Version-Release number of selected component (if applicable): always


How reproducible: always

Comment 1 Yi Zhang 2011-01-19 22:48:06 UTC

if you do as "--all --raw" only one entry returned:

[yi@dhcp-137 ipa-delegation]$ ipa permission-find testper --all 
---------------------
2 permissions matched
---------------------
  dn: cn=testper,cn=permissions,cn=pbac,dc=sjc,dc=redhat,dc=com
  Permission name: testper
  Description: testper
  Permissions: add
  Target group: ipausers
  objectclass: groupofnames, top

  dn: cn=testper,cn=permissions,cn=pbac,dc=sjc,dc=redhat,dc=com
  Permission name: testper
  Description: testper
  Permissions: add
  Target group: ipausers
----------------------------
Number of entries returned 2
----------------------------
[yi@dhcp-137 ipa-delegation]$ ipa permission-find testper --all --raw
--------------------
1 permission matched
--------------------
  dn: cn=testper,cn=permissions,cn=pbac,dc=sjc,dc=redhat,dc=com
  cn: testper
  description: testper
  permissions: add
  targetgroup: ipausers
  objectclass: groupofnames
  objectclass: top
----------------------------
Number of entries returned 1
----------------------------

Comment 2 Dmitri Pal 2011-01-19 23:39:56 UTC

https://fedorahosted.org/freeipa/ticket/815


I was able to reproduce this one with adding a new permission via UI and then running the CLI command.

Comment 3 Martin Kosek 2011-01-28 13:14:37 UTC

I wasn't able to reproduce the issue on current IPA master.

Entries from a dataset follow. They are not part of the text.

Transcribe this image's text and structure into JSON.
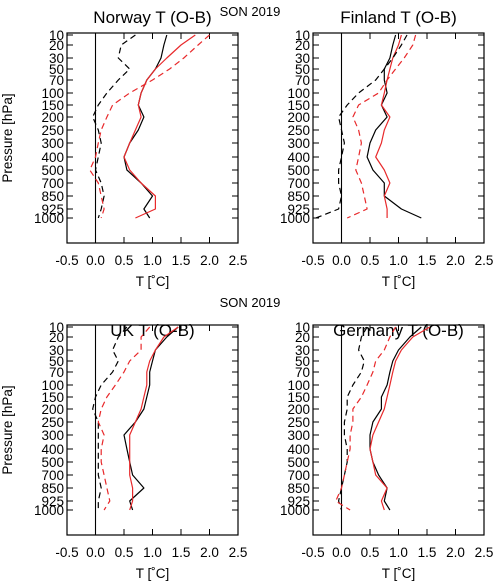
{
  "figure": {
    "suptitles": [
      "SON 2019",
      "SON 2019"
    ],
    "colors": {
      "obs_minus_bg": "#000000",
      "alt_experiment": "#e8292b",
      "axes": "#000000"
    }
  },
  "chart_data": [
    {
      "type": "line",
      "title": "Norway T (O-B)",
      "xlabel": "T [˚C]",
      "ylabel": "Pressure [hPa]",
      "xlim": [
        -0.5,
        2.5
      ],
      "xticks": [
        "-0.5",
        "0.0",
        "0.5",
        "1.0",
        "1.5",
        "2.0",
        "2.5"
      ],
      "y_levels": [
        10,
        20,
        30,
        50,
        70,
        100,
        150,
        200,
        250,
        300,
        400,
        500,
        700,
        850,
        925,
        1000
      ],
      "y_tick_labels": [
        "10",
        "20",
        "30",
        "50",
        "70",
        "100",
        "150",
        "200",
        "250",
        "300",
        "400",
        "500",
        "700",
        "850",
        "925",
        "1000"
      ],
      "series": [
        {
          "style": "solid",
          "color": "#000000",
          "x": [
            1.25,
            1.2,
            1.15,
            1.05,
            0.9,
            0.8,
            0.75,
            0.85,
            0.75,
            0.6,
            0.5,
            0.55,
            0.8,
            1.0,
            0.85,
            0.95
          ]
        },
        {
          "style": "solid",
          "color": "#e8292b",
          "x": [
            1.75,
            1.5,
            1.25,
            1.05,
            0.9,
            0.8,
            0.75,
            0.8,
            0.7,
            0.6,
            0.5,
            0.6,
            0.8,
            1.05,
            1.05,
            0.7
          ]
        },
        {
          "style": "dashed",
          "color": "#000000",
          "x": [
            0.7,
            0.45,
            0.4,
            0.6,
            0.4,
            0.2,
            0.05,
            -0.05,
            0.05,
            0.1,
            0.05,
            0.0,
            0.1,
            0.15,
            0.1,
            0.05
          ]
        },
        {
          "style": "dashed",
          "color": "#e8292b",
          "x": [
            2.0,
            1.8,
            1.55,
            1.3,
            1.0,
            0.6,
            0.3,
            0.2,
            0.1,
            0.05,
            0.0,
            -0.1,
            0.05,
            0.1,
            0.15,
            0.1
          ]
        }
      ],
      "zero_line": 0.0
    },
    {
      "type": "line",
      "title": "Finland T (O-B)",
      "xlabel": "T [˚C]",
      "ylabel": "",
      "xlim": [
        -0.5,
        2.5
      ],
      "xticks": [
        "-0.5",
        "0.0",
        "0.5",
        "1.0",
        "1.5",
        "2.0",
        "2.5"
      ],
      "y_levels": [
        10,
        20,
        30,
        50,
        70,
        100,
        150,
        200,
        250,
        300,
        400,
        500,
        700,
        850,
        925,
        1000
      ],
      "y_tick_labels": [
        "10",
        "20",
        "30",
        "50",
        "70",
        "100",
        "150",
        "200",
        "250",
        "300",
        "400",
        "500",
        "700",
        "850",
        "925",
        "1000"
      ],
      "series": [
        {
          "style": "solid",
          "color": "#000000",
          "x": [
            0.95,
            0.9,
            0.85,
            0.75,
            0.75,
            0.8,
            0.7,
            0.8,
            0.6,
            0.5,
            0.45,
            0.55,
            0.75,
            0.75,
            1.05,
            1.4
          ]
        },
        {
          "style": "solid",
          "color": "#e8292b",
          "x": [
            1.05,
            1.0,
            0.9,
            0.85,
            0.8,
            0.75,
            0.7,
            0.85,
            0.75,
            0.7,
            0.6,
            0.75,
            0.85,
            0.75,
            0.8,
            0.8
          ]
        },
        {
          "style": "dashed",
          "color": "#000000",
          "x": [
            1.15,
            1.05,
            0.9,
            0.75,
            0.6,
            0.3,
            0.1,
            -0.05,
            0.0,
            0.05,
            0.0,
            -0.05,
            -0.05,
            0.0,
            -0.05,
            -0.45
          ]
        },
        {
          "style": "dashed",
          "color": "#e8292b",
          "x": [
            1.3,
            1.25,
            1.1,
            0.95,
            0.8,
            0.65,
            0.3,
            0.2,
            0.3,
            0.35,
            0.3,
            0.25,
            0.35,
            0.4,
            0.45,
            0.1
          ]
        }
      ],
      "zero_line": 0.0
    },
    {
      "type": "line",
      "title": "UK T (O-B)",
      "xlabel": "T [˚C]",
      "ylabel": "Pressure [hPa]",
      "xlim": [
        -0.5,
        2.5
      ],
      "xticks": [
        "-0.5",
        "0.0",
        "0.5",
        "1.0",
        "1.5",
        "2.0",
        "2.5"
      ],
      "y_levels": [
        10,
        20,
        30,
        50,
        70,
        100,
        150,
        200,
        250,
        300,
        400,
        500,
        700,
        850,
        925,
        1000
      ],
      "y_tick_labels": [
        "10",
        "20",
        "30",
        "50",
        "70",
        "100",
        "150",
        "200",
        "250",
        "300",
        "400",
        "500",
        "700",
        "850",
        "925",
        "1000"
      ],
      "series": [
        {
          "style": "solid",
          "color": "#000000",
          "x": [
            1.45,
            1.25,
            1.05,
            1.0,
            0.95,
            0.95,
            0.9,
            0.85,
            0.7,
            0.5,
            0.55,
            0.6,
            0.65,
            0.85,
            0.6,
            0.65
          ]
        },
        {
          "style": "solid",
          "color": "#e8292b",
          "x": [
            1.45,
            1.2,
            1.05,
            0.95,
            0.9,
            0.9,
            0.85,
            0.8,
            0.7,
            0.6,
            0.6,
            0.6,
            0.6,
            0.65,
            0.65,
            0.6
          ]
        },
        {
          "style": "dashed",
          "color": "#000000",
          "x": [
            0.55,
            0.4,
            0.3,
            0.4,
            0.3,
            0.1,
            0.0,
            -0.05,
            0.05,
            0.05,
            0.05,
            0.05,
            0.05,
            0.1,
            0.05,
            0.05
          ]
        },
        {
          "style": "dashed",
          "color": "#e8292b",
          "x": [
            0.95,
            0.8,
            0.8,
            0.6,
            0.5,
            0.35,
            0.2,
            0.1,
            0.05,
            0.15,
            0.1,
            0.1,
            0.15,
            0.2,
            0.25,
            0.15
          ]
        }
      ],
      "zero_line": 0.0
    },
    {
      "type": "line",
      "title": "Germany T (O-B)",
      "xlabel": "T [˚C]",
      "ylabel": "",
      "xlim": [
        -0.5,
        2.5
      ],
      "xticks": [
        "-0.5",
        "0.0",
        "0.5",
        "1.0",
        "1.5",
        "2.0",
        "2.5"
      ],
      "y_levels": [
        10,
        20,
        30,
        50,
        70,
        100,
        150,
        200,
        250,
        300,
        400,
        500,
        700,
        850,
        925,
        1000
      ],
      "y_tick_labels": [
        "10",
        "20",
        "30",
        "50",
        "70",
        "100",
        "150",
        "200",
        "250",
        "300",
        "400",
        "500",
        "700",
        "850",
        "925",
        "1000"
      ],
      "series": [
        {
          "style": "solid",
          "color": "#000000",
          "x": [
            1.4,
            1.2,
            1.0,
            0.9,
            0.85,
            0.8,
            0.7,
            0.7,
            0.55,
            0.5,
            0.5,
            0.55,
            0.65,
            0.8,
            0.75,
            0.85
          ]
        },
        {
          "style": "solid",
          "color": "#e8292b",
          "x": [
            1.55,
            1.25,
            1.05,
            0.95,
            0.9,
            0.85,
            0.8,
            0.75,
            0.65,
            0.55,
            0.5,
            0.55,
            0.6,
            0.8,
            0.7,
            0.75
          ]
        },
        {
          "style": "dashed",
          "color": "#000000",
          "x": [
            0.45,
            0.35,
            0.3,
            0.4,
            0.35,
            0.2,
            0.1,
            0.1,
            0.05,
            0.05,
            0.1,
            0.1,
            0.05,
            0.0,
            -0.05,
            0.0
          ]
        },
        {
          "style": "dashed",
          "color": "#e8292b",
          "x": [
            0.95,
            0.85,
            0.75,
            0.6,
            0.55,
            0.45,
            0.35,
            0.2,
            0.2,
            0.15,
            0.15,
            0.1,
            0.05,
            0.0,
            -0.1,
            0.15
          ]
        }
      ],
      "zero_line": 0.0
    }
  ]
}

There were many fixes in permission and ACI plugin which probably fixed the root cause (especially ticket #764).

I tried several scenarios including Dmitri's reproduction scheme and it worked correctly for me - permission was not listed twice.

Please test this issue on current IPA version (after the fix in ticket #764) and
if this issue is not fixed I will reopen the ticket.